In Zhejiang province's coastal Cangnan County some houses collapsed in the strong winds, according to flood control authorities, while a boy was injured by flying glass.
As the storm bore down on Sunday, the National Meteorological Centre issued a red alert, its highest level. In Zhejiang 574,000 people were evacuated, while in Fujian 177,000 were displaced, Xinhua reported.
Two port workers in Zhejiang's city of Wenzhou went missing and may have fallen into the sea, the agency said, as authorities were urged to check the safety of dams, reservoirs and chemical plants.
The storm also forced the suspension of bullet train services in several cities in Zhejiang, Fujian and Jiangxi provinces on Sunday, while Wenzhou's airport cancelled 27 flights, Xinhua said.
Chinese maritime authorities also issued red alerts, warning of storm tides and waves, with fishermen urged to return to port and local authorities told to prepare harbour facilities and sea walls for high tides.

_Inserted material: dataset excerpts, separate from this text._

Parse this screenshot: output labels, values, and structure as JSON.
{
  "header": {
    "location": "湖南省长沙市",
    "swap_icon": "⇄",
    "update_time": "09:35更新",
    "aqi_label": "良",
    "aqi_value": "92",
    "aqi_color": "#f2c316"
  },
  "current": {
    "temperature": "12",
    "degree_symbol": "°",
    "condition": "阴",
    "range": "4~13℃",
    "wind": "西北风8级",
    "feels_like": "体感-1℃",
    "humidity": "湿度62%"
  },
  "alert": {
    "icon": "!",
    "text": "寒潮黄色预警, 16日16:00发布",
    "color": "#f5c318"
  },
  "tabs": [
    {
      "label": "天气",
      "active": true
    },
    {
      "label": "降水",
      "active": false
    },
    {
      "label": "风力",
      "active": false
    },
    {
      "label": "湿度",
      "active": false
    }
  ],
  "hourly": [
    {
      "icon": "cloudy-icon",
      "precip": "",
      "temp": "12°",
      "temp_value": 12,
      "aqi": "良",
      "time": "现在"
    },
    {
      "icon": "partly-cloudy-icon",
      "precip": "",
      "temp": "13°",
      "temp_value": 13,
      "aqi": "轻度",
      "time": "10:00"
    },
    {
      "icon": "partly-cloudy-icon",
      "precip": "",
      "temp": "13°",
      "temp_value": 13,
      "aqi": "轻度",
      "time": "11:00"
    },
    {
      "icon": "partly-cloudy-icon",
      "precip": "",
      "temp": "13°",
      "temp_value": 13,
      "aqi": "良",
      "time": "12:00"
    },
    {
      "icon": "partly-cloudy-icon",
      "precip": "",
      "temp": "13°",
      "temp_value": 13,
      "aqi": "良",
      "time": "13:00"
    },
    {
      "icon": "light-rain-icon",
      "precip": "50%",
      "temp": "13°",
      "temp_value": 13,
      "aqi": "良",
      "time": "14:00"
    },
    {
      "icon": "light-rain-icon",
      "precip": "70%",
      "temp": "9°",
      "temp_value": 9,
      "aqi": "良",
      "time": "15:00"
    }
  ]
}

In Zhejiang more than 35,000 boats returned to harbour while in Fujian nearly 30,000 vessels were called back, according to Xinhua.
Named after a flower from Micronesia, Fitow comes just two weeks after Typhoon Usagi wreaked havoc in the region leaving at least 25 reported dead in southern China.
Fitow, which Xinhua described as the 23rd to hit China this year, arrived after passing through Japan's southern Okinawan island chain and surging past the north of Taiwan, causing flight and ferry cancellations.